Renewable diesel fuel, Bosch is making progress

Fully renewable diesel fuel is powering, since early November, the cars chauffeuring the management board members of Bosch.

The name is ‘C.A.R.E. diesel‘, this fuel is a synthetic one, mainly coiming from by-products and waste materials. Its supplier Toolfuel claims that C.A.R.E. diesel reduces the CO2 emissions by around 65 percent, from well to wheel.

Volkmar Denner, CEO of Bosch, said: «Renewable and synthetic fuels can contribute greatly to limiting global warming. Their use has a much faster ecological impact than replacing vehicles and infrastructure, as existing filling stations can remain in operation. Synthetic and renewable fuels should soon be part of the CO2 fleet regulation for passenger cars and trucks».


C.A.R.E. diesel is not included yet in the German law on the prevention of airborne pollution. For this reason it is not currently available at regular filling stations. In its trials with fully renewable diesel, Bosch wants to show its possible adoption on a broad scale.
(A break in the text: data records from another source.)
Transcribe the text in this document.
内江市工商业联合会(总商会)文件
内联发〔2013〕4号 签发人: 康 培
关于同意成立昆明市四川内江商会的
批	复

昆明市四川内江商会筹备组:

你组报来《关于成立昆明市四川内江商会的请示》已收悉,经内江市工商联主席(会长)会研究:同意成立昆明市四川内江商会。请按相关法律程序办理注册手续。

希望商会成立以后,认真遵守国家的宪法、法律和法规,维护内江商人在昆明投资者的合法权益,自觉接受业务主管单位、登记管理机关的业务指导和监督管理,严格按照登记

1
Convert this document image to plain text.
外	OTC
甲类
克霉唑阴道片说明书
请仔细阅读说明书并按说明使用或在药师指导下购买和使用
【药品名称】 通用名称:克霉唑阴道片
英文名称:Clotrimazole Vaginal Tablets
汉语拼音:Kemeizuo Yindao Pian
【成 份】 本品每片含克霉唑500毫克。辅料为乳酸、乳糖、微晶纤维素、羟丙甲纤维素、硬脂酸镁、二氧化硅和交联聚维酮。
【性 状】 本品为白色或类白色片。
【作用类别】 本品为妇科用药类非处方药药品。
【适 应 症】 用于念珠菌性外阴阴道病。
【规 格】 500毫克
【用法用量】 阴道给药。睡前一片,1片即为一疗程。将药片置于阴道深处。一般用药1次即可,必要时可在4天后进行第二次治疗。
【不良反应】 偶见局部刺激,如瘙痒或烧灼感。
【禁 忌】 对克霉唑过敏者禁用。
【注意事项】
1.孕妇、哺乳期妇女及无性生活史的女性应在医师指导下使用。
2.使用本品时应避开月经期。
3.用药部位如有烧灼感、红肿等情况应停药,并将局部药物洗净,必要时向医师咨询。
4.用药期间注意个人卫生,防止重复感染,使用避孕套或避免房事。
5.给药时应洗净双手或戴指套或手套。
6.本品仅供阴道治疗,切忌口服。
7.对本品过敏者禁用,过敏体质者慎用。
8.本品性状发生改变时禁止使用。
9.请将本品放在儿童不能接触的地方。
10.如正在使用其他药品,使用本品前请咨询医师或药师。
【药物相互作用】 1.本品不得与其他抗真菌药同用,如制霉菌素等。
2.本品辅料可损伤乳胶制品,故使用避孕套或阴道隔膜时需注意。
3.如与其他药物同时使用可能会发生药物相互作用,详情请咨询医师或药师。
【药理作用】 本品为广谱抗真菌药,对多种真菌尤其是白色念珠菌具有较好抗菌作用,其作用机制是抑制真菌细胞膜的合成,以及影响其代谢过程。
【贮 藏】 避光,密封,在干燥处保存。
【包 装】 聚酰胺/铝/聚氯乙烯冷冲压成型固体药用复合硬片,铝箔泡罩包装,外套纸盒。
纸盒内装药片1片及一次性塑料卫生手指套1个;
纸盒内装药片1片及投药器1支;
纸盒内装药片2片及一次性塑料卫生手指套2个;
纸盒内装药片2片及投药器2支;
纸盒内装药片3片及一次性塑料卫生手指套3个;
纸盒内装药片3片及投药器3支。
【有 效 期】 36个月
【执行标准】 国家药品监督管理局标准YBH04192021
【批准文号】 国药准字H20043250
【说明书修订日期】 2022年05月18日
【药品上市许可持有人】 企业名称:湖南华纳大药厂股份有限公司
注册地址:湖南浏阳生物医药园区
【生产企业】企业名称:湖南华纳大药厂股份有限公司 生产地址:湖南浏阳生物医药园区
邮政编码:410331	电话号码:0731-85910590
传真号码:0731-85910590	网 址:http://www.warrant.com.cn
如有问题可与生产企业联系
Fully renewable diesel fuel from Bosch

Bosch is already testing filling stations

The company is encouraging the use of renewable and synthetic fuels. R33 Blue Diesel, made by Shell, has been available for trial and company car pool vehicles at the filling stations at the Bosch locations in Feuerbach, Schwieberdingen, and Hildesheim.

The renewable diesel fuel from Boschfuel contains up to 33 percent renewables. The carbon footprint of the more than 1,000 Bosch vehicles that regularly refuel at these three filling stations could thus go down up to 20 percent from well to wheel.

On top of that, Bosch aims to make synthetic and renewable fuels available for company cars and internal delivery vehicles at all its company filling stations across Germany. The supplier of technology and services is also gradually incorporating battery-powered electric vehicles into its fleet.


Fewer diesel vehicles means more CO2 emissions

It is not a secret that road traffic contributes to the greenhouse effect. On the upside, there has been some progress recently. In Germany, the CO2 emissions of newly registered vehicles have fallen by one quarter since 2007. On the downside, the CO2 emitted by traffic on European roads is rising again. One reason for this is the shrinking share of newly registered diesel vehicles.

Diesel vehicles have a great advantage over gasoline models when it comes to CO2 emissions. Compared with its gasoline variant, a diesel model’s carbon footprint is around 15 percent lower on average.

«We need diesel and other solutions such as renewable and synthetic fuels in addition to electromobility to further reduce greenhouse gas emissions» Denner says. According to Bosch, if renewable and synthetic fuels were widely used by European passenger cars, this alone could save up to 2.8 gigatons of CO2 by 2050, and that is without electrification factored into the equation.